Days before the Heartland Data Breach was announced, volunteer computer security experts at the Open Security Foundation had already figured out what had occurred. Many believe Heartland is going to become the largest data breach in history and will surpass the TJX caper. At this point, only time will tell.
Now the folks at the Open Security Foundation are predicting another data breach at a card processor/acquirer that hasn't been announced to the public yet. For over a week, they've been speculating about this mysterious data breach based on a tip, which was corroborated by other anonymous sources.
According to their latest post on this matter, they knew at the time it was a "card not present" breach at an acquirer/processor, but couldn't publish that it was. They are now reporting this based on it being revealed by another source.
The only data elements at risk are account numbers and expiration dates. No track data, PIN, CVV2/CVC2 data or cardholder-identifying information was captured. The period of exposure being reported is from February to August of 2008.
It has also been written that the exposure was enabled by malicious software that was placed on the unknown acquirer/processor's system. Both of the credit union sources also state that it is being left up to the card issuers, whether to issue new cards or monitor the accounts for fraud. Reissuing cards has become a major expense to the card issuers after a data breach is discovered.
This makes me wonder if we will discover that the acquirer/processor was PCI DSS (Payment Card Industry Data Security Standards) compliant? PCI DSS is the payment card industry's own set of standards to protect data. In many of the recent breaches, the "breached" met this standard, which has led to questions as to whether it is really effective or not.

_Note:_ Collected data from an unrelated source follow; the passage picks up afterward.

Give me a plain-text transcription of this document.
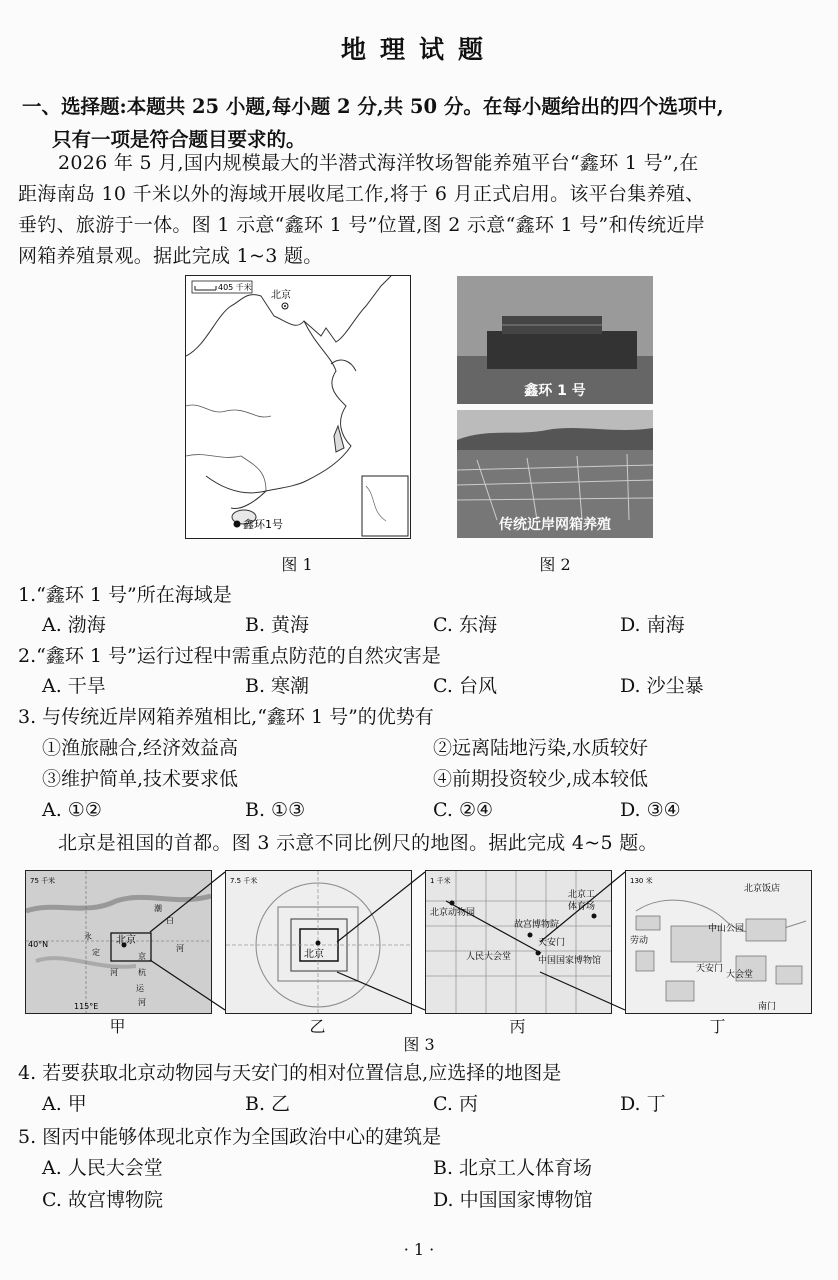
地理试题
一、选择题:本题共 25 小题,每小题 2 分,共 50 分。在每小题给出的四个选项中,
只有一项是符合题目要求的。
2026 年 5 月,国内规模最大的半潜式海洋牧场智能养殖平台“鑫环 1 号”,在
距海南岛 10 千米以外的海域开展收尾工作,将于 6 月正式启用。该平台集养殖、
垂钓、旅游于一体。图 1 示意“鑫环 1 号”位置,图 2 示意“鑫环 1 号”和传统近岸
网箱养殖景观。据此完成 1~3 题。
405 千米
北京
鑫环1号
图 1
鑫环 1 号
传统近岸网箱养殖
图 2
1.“鑫环 1 号”所在海域是
A. 渤海	B. 黄海	C. 东海	D. 南海
2.“鑫环 1 号”运行过程中需重点防范的自然灾害是
A. 干旱	B. 寒潮	C. 台风	D. 沙尘暴
3. 与传统近岸网箱养殖相比,“鑫环 1 号”的优势有
①渔旅融合,经济效益高	②远离陆地污染,水质较好
③维护简单,技术要求低	④前期投资较少,成本较低
A. ①②	B. ①③	C. ②④	D. ③④
北京是祖国的首都。图 3 示意不同比例尺的地图。据此完成 4~5 题。
75 千米
40°N
115°E
北京
永
定
河
潮
白
京
杭
运
河
河
7.5 千米
北京
1 千米
北京动物园
故宫博物院
天安门
体育场
北京工
人民大会堂	中国国家博物馆
130 米
北京饭店
劳动
中山公园
天安门
大会堂
南门
甲	乙	丙	丁
图 3
4. 若要获取北京动物园与天安门的相对位置信息,应选择的地图是
A. 甲	B. 乙	C. 丙	D. 丁
5. 图丙中能够体现北京作为全国政治中心的建筑是
A. 人民大会堂	B. 北京工人体育场
C. 故宫博物院	D. 中国国家博物馆
· 1 ·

Both articles also indicate that Visa/Mastercard are not revealing the source of this breach until the "mysterious source" of it makes their own announcement on the matter.
Given these reports, my speculation is that this information could be used in e-commerce type transactions. If only primary account information and expiration dates were exposed — counterfeiting it on cloned cards is unlikely. It simply wouldn't be feasible to do so by the criminals involved.